Hiergegen wendet sich die Beschwerdeführerin mit der Beschwerde vom 05.11.2001, die im wesentlichen damit begründet wird, dass das Nachlassgericht entweder den Bruder der Verstorbenen als Erben hätte ermitteln müssen oder aber, wenn dieser ausschlägt oder nicht ermittelbar ist, das Fiskuserbrecht hätte feststellen müssen, damit diese so die Interessen der Gläubiger gegen den Nachlass befriedigen könne. Im Übrigen bestehe der Nachlass zumindest aus einem Anspruch in Höhe von DM 3 600,00, wobei weiteres Vermögen vorhanden sein könnte, welches dem Fiskus verloren gehe.
II.
Das Rechtsmittel ist gemäß §§ 19 ff. FGG zulässig. Insbesondere ist die Beschwerdeführerin gem. § 20 FGG gegen die Ablehnung der Feststellung, dass ein anderer Erbe als der Fiskus nicht vorhanden sei, auch beschwerdeberechtigt. (Keidel/Kuntze/Winkler, FGG, 14. Aufl., § 20 Rn 84; Palandt, BGB, 60. Aufl., § 1964 Rn3).
Das Rechtsmittel hat auch (vorläufigen) Erfolg.

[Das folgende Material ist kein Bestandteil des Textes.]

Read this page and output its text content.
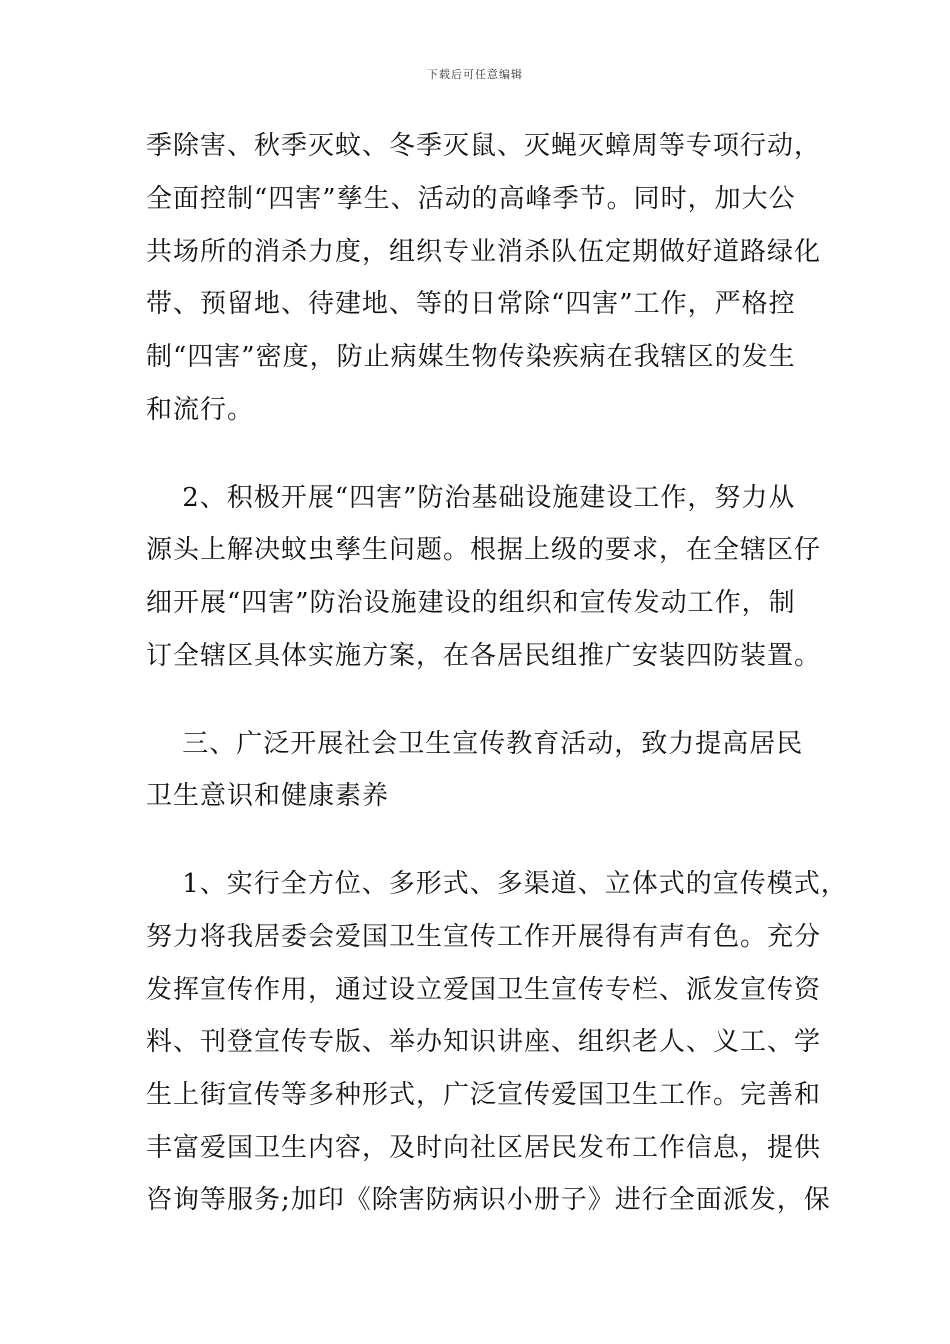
下载后可任意编辑
季除害、秋季灭蚊、冬季灭鼠、灭蝇灭蟑周等专项行动，
全面控制“四害”孳生、活动的高峰季节。同时，加大公
共场所的消杀力度，组织专业消杀队伍定期做好道路绿化
带、预留地、待建地、等的日常除“四害”工作，严格控
制“四害”密度，防止病媒生物传染疾病在我辖区的发生
和流行。
　 2、积极开展“四害”防治基础设施建设工作，努力从
源头上解决蚊虫孳生问题。根据上级的要求，在全辖区仔
细开展“四害”防治设施建设的组织和宣传发动工作，制
订全辖区具体实施方案，在各居民组推广安装四防装置。
　 三、广泛开展社会卫生宣传教育活动，致力提高居民
卫生意识和健康素养
　 1、实行全方位、多形式、多渠道、立体式的宣传模式，
努力将我居委会爱国卫生宣传工作开展得有声有色。充分
发挥宣传作用，通过设立爱国卫生宣传专栏、派发宣传资
料、刊登宣传专版、举办知识讲座、组织老人、义工、学
生上街宣传等多种形式，广泛宣传爱国卫生工作。完善和
丰富爱国卫生内容，及时向社区居民发布工作信息，提供
咨询等服务;加印《除害防病识小册子》进行全面派发，保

Gemäß § 12 FGG ist das Nachlassgericht verpflichtet, von sich aus die erforderlichen Ermittlungen zur Feststellung der entscheidenden Tatsachen durchzuführen und gegebenenfalls geeignete Beweise zu erheben. Selbst eine große Wahrscheinlichkeit bestimmter entscheidungserheblicher Tatsachen entbindet das Gericht im Rahmen des Untersuchungsgrundsatzes nicht die notwendigen und möglichen Ermittlungen bzw. Beweiserhebungen durchzuführen. (Keidel/Kuntze/Winkler, FGG, 14. Aufl., § 12 Rn 21)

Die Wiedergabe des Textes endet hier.